Re: [RFC PATCH] sched/fair: Fix impossible migrate_util scenario in load balance

From: Vincent Guittot
Date: Tue Jul 18 2023 - 12:32:13 EST


On Tue, 18 Jul 2023 at 18:18, Qais Yousef <qyousef@xxxxxxxxxxx> wrote:
>
> On 07/18/23 14:48, Vincent Guittot wrote:
> > Le dimanche 16 juil. 2023 à 02:41:25 (+0100), Qais Yousef a écrit :
> > > We've seen cases while running geekbench that an idle little core never
> > > pulls a task from a bigger overloaded cluster for 100s of ms and
> > > sometimes over a second.
> > >
> > > It turned out that the load balance identifies this as a migrate_util
> > > type since the local group (little cluster) has a spare capacity and
> > > will try to pull a task. But the little cluster capacity is very small
> > > nowadays (around 200 or less) and if two busy tasks are stuck on a mid
> > > core which has a capacity of over 700, this means the util of each tasks
> > > will be around 350+ range. Which is always bigger than the spare
> > > capacity of the little group with a single idle core.
> > >
> > > When trying to detach_tasks() we bail out then because of the comparison
> > > of:
> > >
> > > if (util > env->imbalance)
> > > goto next;
> > >
> > > In calculate_imbalance() we convert a migrate_util into migrate_task
> > > type if the CPU trying to do the pull is idle. But we only do this if
> > > env->imbalance is 0; which I can't understand. AFAICT env->imbalance
> > > contains the local group's spare capacity.
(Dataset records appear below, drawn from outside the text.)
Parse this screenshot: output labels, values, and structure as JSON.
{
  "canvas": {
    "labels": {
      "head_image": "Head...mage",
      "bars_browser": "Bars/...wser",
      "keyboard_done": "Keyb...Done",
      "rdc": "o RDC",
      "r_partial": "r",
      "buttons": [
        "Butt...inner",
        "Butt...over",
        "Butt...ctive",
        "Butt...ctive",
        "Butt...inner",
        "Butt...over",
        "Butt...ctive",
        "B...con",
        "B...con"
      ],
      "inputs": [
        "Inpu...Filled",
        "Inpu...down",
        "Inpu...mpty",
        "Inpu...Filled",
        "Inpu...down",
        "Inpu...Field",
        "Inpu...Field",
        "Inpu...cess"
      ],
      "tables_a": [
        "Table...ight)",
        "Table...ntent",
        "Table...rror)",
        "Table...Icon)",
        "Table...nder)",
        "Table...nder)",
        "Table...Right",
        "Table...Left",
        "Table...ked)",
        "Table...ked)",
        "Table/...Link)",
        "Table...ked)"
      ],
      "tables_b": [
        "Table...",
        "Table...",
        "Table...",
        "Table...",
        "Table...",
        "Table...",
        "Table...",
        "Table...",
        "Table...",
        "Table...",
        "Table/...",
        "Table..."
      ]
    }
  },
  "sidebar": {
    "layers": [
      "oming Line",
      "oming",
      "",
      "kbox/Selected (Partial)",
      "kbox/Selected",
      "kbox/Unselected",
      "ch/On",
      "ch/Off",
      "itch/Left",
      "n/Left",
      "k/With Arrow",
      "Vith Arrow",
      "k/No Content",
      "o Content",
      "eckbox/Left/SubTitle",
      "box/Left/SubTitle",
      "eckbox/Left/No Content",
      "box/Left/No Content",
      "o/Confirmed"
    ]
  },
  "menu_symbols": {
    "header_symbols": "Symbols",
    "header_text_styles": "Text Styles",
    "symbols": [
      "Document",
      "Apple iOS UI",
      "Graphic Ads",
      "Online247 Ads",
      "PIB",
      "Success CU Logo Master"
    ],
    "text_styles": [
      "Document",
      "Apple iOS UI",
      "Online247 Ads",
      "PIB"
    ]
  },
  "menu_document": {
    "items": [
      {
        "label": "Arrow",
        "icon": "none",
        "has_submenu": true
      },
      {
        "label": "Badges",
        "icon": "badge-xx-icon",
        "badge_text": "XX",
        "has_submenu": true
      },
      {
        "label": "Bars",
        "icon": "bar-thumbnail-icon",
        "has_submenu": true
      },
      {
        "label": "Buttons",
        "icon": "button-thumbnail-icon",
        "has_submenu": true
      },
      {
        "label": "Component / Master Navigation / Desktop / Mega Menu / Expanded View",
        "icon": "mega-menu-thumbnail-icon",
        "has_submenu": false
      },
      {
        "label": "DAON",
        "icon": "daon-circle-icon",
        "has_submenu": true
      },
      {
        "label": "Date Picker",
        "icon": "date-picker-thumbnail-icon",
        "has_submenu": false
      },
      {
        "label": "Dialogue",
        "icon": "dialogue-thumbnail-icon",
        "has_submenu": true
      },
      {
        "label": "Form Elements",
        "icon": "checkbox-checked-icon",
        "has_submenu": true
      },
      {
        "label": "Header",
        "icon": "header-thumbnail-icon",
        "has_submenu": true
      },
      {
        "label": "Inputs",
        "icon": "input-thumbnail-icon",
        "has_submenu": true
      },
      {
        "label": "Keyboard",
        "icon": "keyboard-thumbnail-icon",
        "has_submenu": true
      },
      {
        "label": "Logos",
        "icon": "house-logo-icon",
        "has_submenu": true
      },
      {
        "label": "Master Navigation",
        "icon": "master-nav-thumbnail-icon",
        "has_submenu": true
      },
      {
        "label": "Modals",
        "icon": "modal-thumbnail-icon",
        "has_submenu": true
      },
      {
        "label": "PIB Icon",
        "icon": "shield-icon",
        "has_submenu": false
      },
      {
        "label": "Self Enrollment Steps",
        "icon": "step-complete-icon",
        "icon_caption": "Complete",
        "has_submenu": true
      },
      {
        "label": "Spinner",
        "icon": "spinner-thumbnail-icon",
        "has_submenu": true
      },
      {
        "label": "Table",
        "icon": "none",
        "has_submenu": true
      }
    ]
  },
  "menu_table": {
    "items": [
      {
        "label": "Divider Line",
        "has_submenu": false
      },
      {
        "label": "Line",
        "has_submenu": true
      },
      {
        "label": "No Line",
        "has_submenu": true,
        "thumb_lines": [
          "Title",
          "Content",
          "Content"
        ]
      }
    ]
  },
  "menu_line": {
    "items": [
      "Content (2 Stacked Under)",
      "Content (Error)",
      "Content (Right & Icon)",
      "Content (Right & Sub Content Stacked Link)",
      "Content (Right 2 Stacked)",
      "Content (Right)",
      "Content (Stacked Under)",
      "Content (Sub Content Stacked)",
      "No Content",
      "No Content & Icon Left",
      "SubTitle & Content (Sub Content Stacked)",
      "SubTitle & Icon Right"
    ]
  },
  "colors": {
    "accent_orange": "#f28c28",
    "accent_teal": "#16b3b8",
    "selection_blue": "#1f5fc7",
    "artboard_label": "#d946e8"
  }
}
If it is 0, this means it's
> > > fully busy.
> > >
> > > Removing this condition fixes the problem, but since I can't fully
> > > understand why it checks for 0, sending this as RFC. It could be a typo
> > > and meant to check for
> > >
> > > env->imbalance != 0
> > >
> > > instead?
> > >
> > > Signed-off-by: Qais Yousef (Google) <qyousef@xxxxxxxxxxx>
> > > ---
> > > kernel/sched/fair.c | 2 +-
> > > 1 file changed, 1 insertion(+), 1 deletion(-)
> > >
> > > diff --git a/kernel/sched/fair.c b/kernel/sched/fair.c
> > > index a80a73909dc2..682d9d6a8691 100644
> > > --- a/kernel/sched/fair.c
> > > +++ b/kernel/sched/fair.c
> > > @@ -10288,7 +10288,7 @@ static inline void calculate_imbalance(struct lb_env *env, struct sd_lb_stats *s
> > > * waiting task in this overloaded busiest group. Let's
> > > * try to pull it.
> > > */
> > > - if (env->idle != CPU_NOT_IDLE && env->imbalance == 0) {
> > > + if (env->idle != CPU_NOT_IDLE) {
> >
> > With this change you completely skip migrate_util for idle and newly idle case
> > and this would be too aggressive.
>
> Yeah I didn't have great confidence in it to be honest.
>
> Could you help me understand the meaning of env->imbalance == 0 though? At this
> stage its value is
>
> env->imbalance = max(local->group_capacity, local->group_util) - local->group_util;
>
> which AFAICT is calculating the _spare_ capacity, right? So when we check
> env->imbalance == 0 we say if this_cpu is (idle OR newly idle) AND the local
> group is fully utilized? Why it must be fully utilized to do the pull? It's
> counter intuitive to me. I'm probably misinterpreting something but can't see

This is a special case. We have some situations where group_util is
higher than capacity because of tasks newly migrated to this group for
example so the spare capacity is null but one cpu is idle or newly
idle. In this case we try to pull a task with the risk that this group
becomes overloaded. That's why we do not try to pull a task every
time.
But that might be good choice all the time

> it.
>
> >
> > We can do something similar to migrate_load in detach_tasks():
> >
> > ---
> > kernel/sched/fair.c | 8 +++++++-
> > 1 file changed, 7 insertions(+), 1 deletion(-)
> >
> > diff --git a/kernel/sched/fair.c b/kernel/sched/fair.c
> > index d3df5b1642a6..64111ac7e137 100644
> > --- a/kernel/sched/fair.c
> > +++ b/kernel/sched/fair.c
> > @@ -8834,7 +8834,13 @@ static int detach_tasks(struct lb_env *env)
> > case migrate_util:
> > util = task_util_est(p);
> >
> > - if (util > env->imbalance)
> > + /*
> > + * Make sure that we don't migrate too much utilization.
> > + * Nevertheless, let relax the constraint if
> > + * scheduler fails to find a good waiting task to
> > + * migrate.
> > + */
> > + if (shr_bound(util, env->sd->nr_balance_failed) > env->imbalance)
> > goto next;
>
> Thanks! This looks better but I still see a 100 or 200 ms delay sometimes.
> Still debugging it but I _think_ it's a combination of two things:
>
> 1. nr_balance_failed doesn't increment as fast - I see a lot of 0s with
> occasional 1s and less frequent 2s
> 2. something might wake up briefly on that cpu in between load balance,
> and given how small the littles are they make the required
> nr_balance_failed to tip the scale even higher
>
>
> Thanks
>
> --
> Qais Yousef
>
> >
> > env->imbalance -= util;
> > --
> >
> >
> >
> > > env->migration_type = migrate_task;
> > > env->imbalance = 1;
> > > }
> > > --
> > > 2.25.1
> > >